Nate Hanley, of the 16U P.A.L. Jr. Islanders certainly knows what Pinto’s talking about. He is very grateful to the Islanders staff, including head coach Bob Thornton, for helping him commit to Northeastern so early in his career.
“[The recruiting process] started when I was on the Islanders. My coach helped me through it, and talked to people for me,” said Hanley. “It feels good to know where I’ll be going in the future.”
“There are very strong programs in the 18U and 16U Divisions. This year, there’s more skill, more playmaking, and more space, allowing kids to be creative and stand out,” added Thornton. “Kids are getting college commitments and making the U.S. National Team program. The USPHL is in that mix, and we plan to build on that.”
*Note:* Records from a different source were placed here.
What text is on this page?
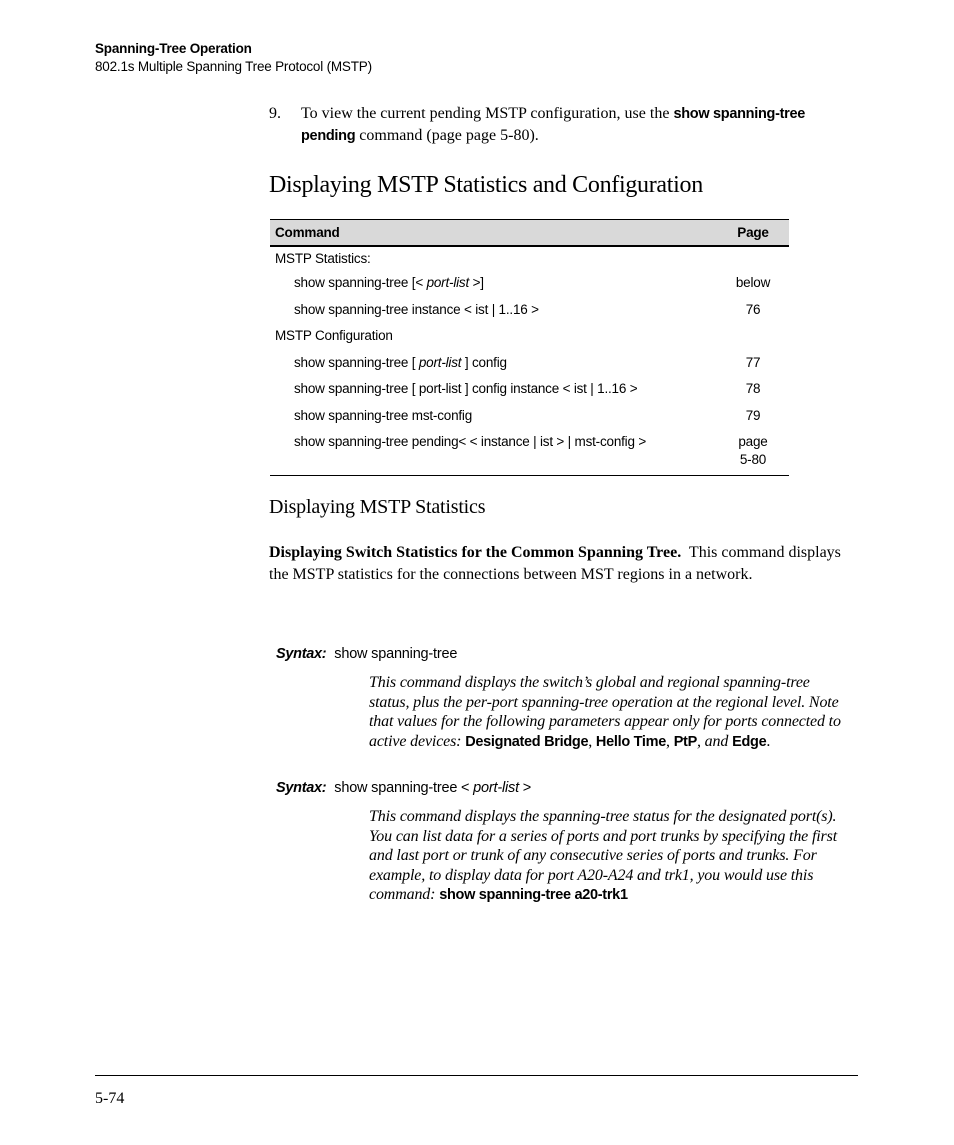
Spanning-Tree Operation
802.1s Multiple Spanning Tree Protocol (MSTP)
9. To view the current pending MSTP configuration, use the show spanning-tree pending command (page page 5-80).
Displaying MSTP Statistics and Configuration
Command	Page
MSTP Statistics:	
show spanning-tree [< port-list >]	below
show spanning-tree instance < ist | 1..16 >	76
MSTP Configuration	
show spanning-tree [ port-list ] config	77
show spanning-tree [ port-list ] config instance < ist | 1..16 >	78
show spanning-tree mst-config	79
show spanning-tree pending< < instance | ist > | mst-config >	page
5-80

Displaying MSTP Statistics
Displaying Switch Statistics for the Common Spanning Tree.  This command displays the MSTP statistics for the connections between MST regions in a network.
Syntax: show spanning-tree
This command displays the switch’s global and regional spanning-tree status, plus the per-port spanning-tree operation at the regional level. Note that values for the following parameters appear only for ports connected to active devices: Designated Bridge, Hello Time, PtP, and Edge.
Syntax: show spanning-tree < port-list >
This command displays the spanning-tree status for the designated port(s). You can list data for a series of ports and port trunks by specifying the first and last port or trunk of any consecutive series of ports and trunks. For example, to display data for port A20-A24 and trk1, you would use this command: show spanning-tree a20-trk1
5-74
While the USPHL Midget divisions continue to establish themselves as a prospect-rich goldmine, the Minnesota Moose have been busy establishing themselves as a first-year junior program. The USPHL captured the Premier Midwest West Division title this season, led by captain and leading scorer Dylan Gast.
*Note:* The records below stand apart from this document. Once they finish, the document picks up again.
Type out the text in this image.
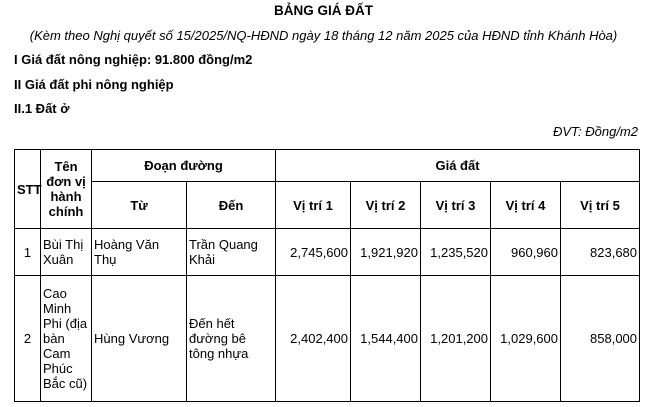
BẢNG GIÁ ĐẤT
(Kèm theo Nghị quyết số 15/2025/NQ-HĐND ngày 18 tháng 12 năm 2025 của HĐND tỉnh Khánh Hòa)
I Giá đất nông nghiệp: 91.800 đồng/m2
II Giá đất phi nông nghiệp
II.1 Đất ở
ĐVT: Đồng/m2
STT	Tên đơn vị hành chính	Đoạn đường		Giá đất				
		Từ	Đến	Vị trí 1	Vị trí 2	Vị trí 3	Vị trí 4	Vị trí 5
1	Bùi Thị Xuân	Hoàng Văn Thụ	Trần Quang Khải	2,745,600	1,921,920	1,235,520	960,960	823,680
2	Cao Minh Phi (địa bàn Cam Phúc Bắc cũ)	Hùng Vương	Đến hết đường bê tông nhựa	2,402,400	1,544,400	1,201,200	1,029,600	858,000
“We were fortunate to have Dylan play with the Moose in our inaugural season. When we are recruiting, and looking to build a new team, we look for players with high levels of character, work ethic and integrity on and off the ice. Dylan has that and more,” said head coach Jon Jonasson. “Everyday this season, Gast has shown up and exceeded any expectations we have had for him on and off the ice.”
“I’ll be bringing speed and a fast skill set to [Gustavus Adolphus],” said Gast. “I felt this was the best fit for me, educationally and hockey-wise. I like the coach [Brent Petersen] and how he coaches, the campus itself, and I can get a good degree.”
Playing hockey and getting a degree. It’s the dream of tens of thousands of hockey players. But how do you get that opportunity to show what you can do? Whether you’re 16, 18, 20, or any age in between, the United States Premier Hockey League is the answer.